Pirate of Spring - A Novelette in Three Short Chapters



Chapter I

     “Honestly, Ashley?  A spring bouquet?”
     “That is what I said.”
     “You want me to go and make a spring bouquet perfume.”
I wandered lonely as a cloud, that floats on high o’er vales and hills, when all at once I saw a crowd, a host of golden daffodils…
      “My dear Shelley, someone your age should not be having trouble with her hearing.”   A client solicitous is a client sarcastic.
      “My dear Ashley, someone your age should not be overlooking incipient dementia.  Why do you
wish me to go and work on a spring bouquet perfume?”
     “Think of it as an adventure, Shelley.”
     “May I point out that this past year has been nothing but adventures?  Five back-to-back new perfumes in the past seven months, stretched over what, four themes?  Five, if one acknowledges the Elizabethan England of  Shakespeare’s Midsummer Night’s Dream.  Followed  by the writing and publishing of a new book?  What I need is a few weeks with nothing more demanding than my garden.”
     “You should, of course, feel welcome to say ‘no’”.
     The words carry a weight beyond their surface meaning.
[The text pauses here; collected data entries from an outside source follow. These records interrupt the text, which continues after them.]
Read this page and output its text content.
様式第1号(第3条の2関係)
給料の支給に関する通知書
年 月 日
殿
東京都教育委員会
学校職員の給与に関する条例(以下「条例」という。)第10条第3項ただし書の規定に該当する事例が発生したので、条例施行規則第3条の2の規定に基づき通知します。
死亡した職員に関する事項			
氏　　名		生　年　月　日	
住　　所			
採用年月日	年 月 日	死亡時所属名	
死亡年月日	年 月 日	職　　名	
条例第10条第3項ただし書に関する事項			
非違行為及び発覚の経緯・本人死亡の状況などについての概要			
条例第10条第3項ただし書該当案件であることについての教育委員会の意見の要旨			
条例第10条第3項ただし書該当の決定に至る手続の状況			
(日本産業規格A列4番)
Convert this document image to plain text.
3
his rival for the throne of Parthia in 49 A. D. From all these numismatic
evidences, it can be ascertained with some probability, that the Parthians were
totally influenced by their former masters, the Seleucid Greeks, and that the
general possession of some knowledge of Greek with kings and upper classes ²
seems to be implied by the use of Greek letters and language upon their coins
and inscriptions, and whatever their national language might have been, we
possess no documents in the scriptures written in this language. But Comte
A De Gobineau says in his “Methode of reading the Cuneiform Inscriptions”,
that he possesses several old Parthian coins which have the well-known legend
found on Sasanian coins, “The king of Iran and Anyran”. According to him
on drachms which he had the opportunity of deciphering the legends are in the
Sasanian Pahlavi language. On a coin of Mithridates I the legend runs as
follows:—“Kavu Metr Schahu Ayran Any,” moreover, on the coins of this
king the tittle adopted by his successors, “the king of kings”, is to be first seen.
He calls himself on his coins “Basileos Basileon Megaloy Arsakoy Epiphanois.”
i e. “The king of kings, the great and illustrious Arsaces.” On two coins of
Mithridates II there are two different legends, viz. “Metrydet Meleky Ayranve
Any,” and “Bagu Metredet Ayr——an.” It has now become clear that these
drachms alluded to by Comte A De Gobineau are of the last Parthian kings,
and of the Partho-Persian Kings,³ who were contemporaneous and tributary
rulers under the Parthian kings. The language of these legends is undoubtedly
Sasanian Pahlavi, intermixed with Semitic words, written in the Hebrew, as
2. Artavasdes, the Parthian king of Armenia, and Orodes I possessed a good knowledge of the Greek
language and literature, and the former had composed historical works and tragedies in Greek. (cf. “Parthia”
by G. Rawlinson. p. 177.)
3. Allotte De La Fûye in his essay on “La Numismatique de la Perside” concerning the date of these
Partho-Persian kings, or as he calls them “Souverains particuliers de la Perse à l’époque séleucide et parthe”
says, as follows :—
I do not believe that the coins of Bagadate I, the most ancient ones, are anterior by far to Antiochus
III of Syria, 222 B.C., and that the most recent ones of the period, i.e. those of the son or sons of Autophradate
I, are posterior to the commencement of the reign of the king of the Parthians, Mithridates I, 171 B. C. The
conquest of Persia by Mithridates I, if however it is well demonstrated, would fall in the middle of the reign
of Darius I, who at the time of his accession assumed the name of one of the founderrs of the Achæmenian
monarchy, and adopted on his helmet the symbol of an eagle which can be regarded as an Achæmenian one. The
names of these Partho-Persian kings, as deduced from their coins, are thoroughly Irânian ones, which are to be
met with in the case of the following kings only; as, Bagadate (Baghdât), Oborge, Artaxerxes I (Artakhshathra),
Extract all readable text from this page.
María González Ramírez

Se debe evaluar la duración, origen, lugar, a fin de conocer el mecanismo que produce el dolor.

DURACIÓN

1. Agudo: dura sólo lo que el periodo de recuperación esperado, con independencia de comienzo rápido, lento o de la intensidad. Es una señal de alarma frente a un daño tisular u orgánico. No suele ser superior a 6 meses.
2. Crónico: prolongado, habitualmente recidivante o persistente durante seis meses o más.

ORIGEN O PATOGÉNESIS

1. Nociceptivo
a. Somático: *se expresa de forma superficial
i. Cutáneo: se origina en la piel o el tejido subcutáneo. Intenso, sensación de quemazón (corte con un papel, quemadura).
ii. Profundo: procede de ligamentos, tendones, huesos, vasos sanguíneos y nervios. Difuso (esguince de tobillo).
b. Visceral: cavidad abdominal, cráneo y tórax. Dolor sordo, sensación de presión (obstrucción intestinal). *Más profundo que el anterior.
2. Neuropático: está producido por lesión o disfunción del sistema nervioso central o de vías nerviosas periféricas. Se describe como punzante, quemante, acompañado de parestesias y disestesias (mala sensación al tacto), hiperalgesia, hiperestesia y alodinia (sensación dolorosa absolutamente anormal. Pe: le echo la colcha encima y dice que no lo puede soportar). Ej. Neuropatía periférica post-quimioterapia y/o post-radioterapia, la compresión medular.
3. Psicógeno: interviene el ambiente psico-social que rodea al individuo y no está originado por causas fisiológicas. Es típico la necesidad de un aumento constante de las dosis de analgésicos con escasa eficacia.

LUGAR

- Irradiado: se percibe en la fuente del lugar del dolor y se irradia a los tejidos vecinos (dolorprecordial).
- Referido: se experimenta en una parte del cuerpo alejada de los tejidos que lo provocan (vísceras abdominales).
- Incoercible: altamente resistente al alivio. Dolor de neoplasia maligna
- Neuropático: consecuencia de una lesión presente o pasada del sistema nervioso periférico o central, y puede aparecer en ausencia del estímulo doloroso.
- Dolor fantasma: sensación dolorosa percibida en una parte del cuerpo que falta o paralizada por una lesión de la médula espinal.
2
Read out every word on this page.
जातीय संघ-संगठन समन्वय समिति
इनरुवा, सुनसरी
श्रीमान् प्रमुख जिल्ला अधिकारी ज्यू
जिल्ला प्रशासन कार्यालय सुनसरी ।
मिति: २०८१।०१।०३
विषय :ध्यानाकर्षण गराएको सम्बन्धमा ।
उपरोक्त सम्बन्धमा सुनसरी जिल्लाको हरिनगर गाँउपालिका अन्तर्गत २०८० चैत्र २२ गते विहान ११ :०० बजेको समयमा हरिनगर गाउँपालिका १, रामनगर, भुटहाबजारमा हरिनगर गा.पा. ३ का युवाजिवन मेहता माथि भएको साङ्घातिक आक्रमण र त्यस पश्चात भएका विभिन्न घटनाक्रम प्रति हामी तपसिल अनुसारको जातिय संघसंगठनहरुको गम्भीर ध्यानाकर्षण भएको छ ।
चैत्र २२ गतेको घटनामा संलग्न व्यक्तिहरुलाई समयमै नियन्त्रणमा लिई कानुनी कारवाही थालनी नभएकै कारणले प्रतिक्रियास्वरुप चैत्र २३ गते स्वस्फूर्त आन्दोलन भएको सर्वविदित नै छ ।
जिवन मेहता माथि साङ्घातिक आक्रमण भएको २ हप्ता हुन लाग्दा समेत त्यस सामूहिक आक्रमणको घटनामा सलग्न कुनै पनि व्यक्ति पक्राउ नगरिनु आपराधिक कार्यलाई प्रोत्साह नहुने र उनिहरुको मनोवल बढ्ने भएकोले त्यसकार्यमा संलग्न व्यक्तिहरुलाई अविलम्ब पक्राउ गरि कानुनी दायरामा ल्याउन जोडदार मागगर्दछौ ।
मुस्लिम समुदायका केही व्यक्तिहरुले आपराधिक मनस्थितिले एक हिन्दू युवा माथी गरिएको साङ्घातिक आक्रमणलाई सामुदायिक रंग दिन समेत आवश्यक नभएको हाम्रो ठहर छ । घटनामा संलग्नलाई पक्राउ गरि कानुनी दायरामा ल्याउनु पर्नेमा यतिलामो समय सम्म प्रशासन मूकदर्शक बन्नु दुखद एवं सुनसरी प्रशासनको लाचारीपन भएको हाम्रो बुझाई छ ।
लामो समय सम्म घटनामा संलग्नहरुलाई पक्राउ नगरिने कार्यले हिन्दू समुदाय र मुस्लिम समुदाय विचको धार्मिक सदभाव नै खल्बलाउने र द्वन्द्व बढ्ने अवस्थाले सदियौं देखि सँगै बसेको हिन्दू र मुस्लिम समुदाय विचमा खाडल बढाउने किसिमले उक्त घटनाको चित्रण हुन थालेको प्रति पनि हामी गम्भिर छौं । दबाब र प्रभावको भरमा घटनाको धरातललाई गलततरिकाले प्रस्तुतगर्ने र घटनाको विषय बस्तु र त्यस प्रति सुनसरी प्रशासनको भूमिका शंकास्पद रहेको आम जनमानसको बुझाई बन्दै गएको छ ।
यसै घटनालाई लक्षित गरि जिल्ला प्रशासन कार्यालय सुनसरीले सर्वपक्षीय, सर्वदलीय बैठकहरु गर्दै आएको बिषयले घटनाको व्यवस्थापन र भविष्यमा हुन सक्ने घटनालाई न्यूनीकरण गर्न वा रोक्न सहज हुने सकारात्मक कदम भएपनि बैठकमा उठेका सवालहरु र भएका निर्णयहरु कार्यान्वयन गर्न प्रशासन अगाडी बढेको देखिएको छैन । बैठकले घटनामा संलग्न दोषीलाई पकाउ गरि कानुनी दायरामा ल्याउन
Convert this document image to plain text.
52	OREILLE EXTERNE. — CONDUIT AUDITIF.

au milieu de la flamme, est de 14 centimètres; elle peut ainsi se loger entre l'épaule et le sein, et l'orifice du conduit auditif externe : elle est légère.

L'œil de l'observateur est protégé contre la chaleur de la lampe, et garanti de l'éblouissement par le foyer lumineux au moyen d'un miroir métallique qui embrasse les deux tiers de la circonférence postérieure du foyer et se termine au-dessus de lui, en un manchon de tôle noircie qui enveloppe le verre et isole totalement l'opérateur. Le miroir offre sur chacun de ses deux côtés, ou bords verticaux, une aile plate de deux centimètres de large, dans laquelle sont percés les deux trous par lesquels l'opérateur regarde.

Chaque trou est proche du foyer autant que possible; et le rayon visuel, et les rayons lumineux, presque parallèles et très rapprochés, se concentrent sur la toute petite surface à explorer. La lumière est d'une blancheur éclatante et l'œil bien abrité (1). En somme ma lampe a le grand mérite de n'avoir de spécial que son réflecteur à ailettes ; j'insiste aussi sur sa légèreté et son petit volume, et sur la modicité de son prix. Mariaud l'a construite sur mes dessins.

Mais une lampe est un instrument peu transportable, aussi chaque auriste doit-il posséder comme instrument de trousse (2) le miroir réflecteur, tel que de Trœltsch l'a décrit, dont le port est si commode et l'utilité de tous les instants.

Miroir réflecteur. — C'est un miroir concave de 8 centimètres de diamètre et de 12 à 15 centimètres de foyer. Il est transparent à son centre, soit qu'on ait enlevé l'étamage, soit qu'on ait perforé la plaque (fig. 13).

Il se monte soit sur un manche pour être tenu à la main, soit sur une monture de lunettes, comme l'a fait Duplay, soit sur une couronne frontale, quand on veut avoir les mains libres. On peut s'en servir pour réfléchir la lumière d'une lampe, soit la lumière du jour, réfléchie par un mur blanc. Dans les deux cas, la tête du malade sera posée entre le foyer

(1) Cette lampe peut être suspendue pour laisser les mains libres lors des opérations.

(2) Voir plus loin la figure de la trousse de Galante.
A complicated and inauspicious weight.  The weight of those damned roses of Heliogabalus.
     I reared back, far more alarmed by the thought of the time this would involve than by the thought of the expensive oils.  There are very good reasons that the joys of the spring floral bouquet perfume have been pirated away from the adoring public.  It is fraught with the complications of making the equivalent of twenty perfumes and then joining them together in such a way that doesn't turn into a muddy-smelling mess.  It is also fraught with very expensive oils, much of which gets sacrificed to terrible mistakes.
     “It shouldn't take you more than two weeks, three at the most.  You’d probably figure it out even before you launch your book.”
     “Ashley:  no.  I have an entire year’s worth of briefs to catch up on.  I have no interest whatsoever in entertaining this idea.  The entire thing sounds like a headache.  I am not going to make a spring bouquet, or even a spring soliflore.  I’m not taking on any new projects.  No.”


Chapter 2

My blending bench was covered with bottles, scent strips, beakers, and scattered notes.  Having spent most of the past three cold, raining three weeks in my studio, I had built a warm fire to keep my fingers from stiffening.  My mood was as bloody as my eyeballs.


Chapter 3

I stagger from my studio with three variations on the spring bouquet theme in hand, take a mouthful of cognac and relish the sensation of it searing down my very empty gullet.  Passing by the mirror, I glance at my haggard face and frowzy hair before settling on my comfy couch.  I smell my variations,while looking out the window and I am happy, very happy.